Thank you for a truly beautiful window into your lives. In an era when there was little or no acceptance makes me appreciate how lucky I am to share my life with the woman I love in these easier times.

I will share your story with friends gay and straight - to enrich their understanding that we are just ordinary people with the same capacity to love and be loved.

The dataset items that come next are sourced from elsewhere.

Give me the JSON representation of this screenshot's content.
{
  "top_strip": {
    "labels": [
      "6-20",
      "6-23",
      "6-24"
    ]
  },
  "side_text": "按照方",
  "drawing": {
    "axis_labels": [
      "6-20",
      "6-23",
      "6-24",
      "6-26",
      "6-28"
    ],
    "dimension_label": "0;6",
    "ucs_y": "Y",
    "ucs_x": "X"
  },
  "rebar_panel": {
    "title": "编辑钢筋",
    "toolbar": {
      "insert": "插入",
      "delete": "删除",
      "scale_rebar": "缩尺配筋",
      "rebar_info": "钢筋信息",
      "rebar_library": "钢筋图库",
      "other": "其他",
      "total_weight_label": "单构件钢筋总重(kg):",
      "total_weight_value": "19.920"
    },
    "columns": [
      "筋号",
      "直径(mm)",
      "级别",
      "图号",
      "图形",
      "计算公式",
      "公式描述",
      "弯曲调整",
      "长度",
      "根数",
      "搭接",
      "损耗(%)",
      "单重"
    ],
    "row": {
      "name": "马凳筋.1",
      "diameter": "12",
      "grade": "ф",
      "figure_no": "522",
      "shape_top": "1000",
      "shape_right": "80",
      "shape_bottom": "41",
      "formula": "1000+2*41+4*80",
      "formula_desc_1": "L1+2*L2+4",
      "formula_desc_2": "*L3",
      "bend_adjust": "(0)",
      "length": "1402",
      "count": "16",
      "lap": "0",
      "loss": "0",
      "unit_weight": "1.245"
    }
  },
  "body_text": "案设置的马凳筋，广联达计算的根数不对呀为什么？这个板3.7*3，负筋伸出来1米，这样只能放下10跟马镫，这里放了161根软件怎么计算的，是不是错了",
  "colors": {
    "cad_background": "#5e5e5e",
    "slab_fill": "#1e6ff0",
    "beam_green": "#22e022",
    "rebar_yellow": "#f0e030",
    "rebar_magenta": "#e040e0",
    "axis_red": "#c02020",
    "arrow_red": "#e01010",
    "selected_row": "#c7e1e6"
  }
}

Thank you - you are a winner to me.

BenjaminRose
BenjaminRose

I think she should have won. Pope Francis may be exceptional for a Pope, but I think that this is more relevant at the moment.

stolenchild27
stolenchild27

Great story. Personally, I feel it's a pity Edie 'lost' to someone who hasn't gotten any farther than 'Who am I to judge?' (I like the gesture, Pope Francis, but Edie seems to better understand that 'no judgement' entails acknowledging everybody as equal and treating them as such.)

MEVAR
MEVAR

Truly an inspiring story!  Love should know no boundaries; people should be able to marry whomever they want.  I cannot understand how people can think that the wonderful relationship between Edie and Thea would take anything away from heterosexual marriages like mine.  The important things in any relationship are love, trust, and respect.  The sex of your partner should be only anecdotal.

MissH
MissH

What extraordinary women.  Their love and devotion changed the world.  Thank you Edie and Thea!

LOrion
LOrion

Wonderful piece! … Sharing via fb, google+ and twitter,  and keeping!

ValerieGrunsted
ValerieGrunsted

What a wonderful love story and happy ending! Edie and Thea paved the way for so many of us, and I am eternally grateful!

firefly212
firefly212

She put a face to the issue... and made it more practical than just ideological. People were screaming about how their religion didn't like gay marriage, but when she forced them to consider whether or not taxing little old ladies out of their homes in the name of some misguided morality really made any sense.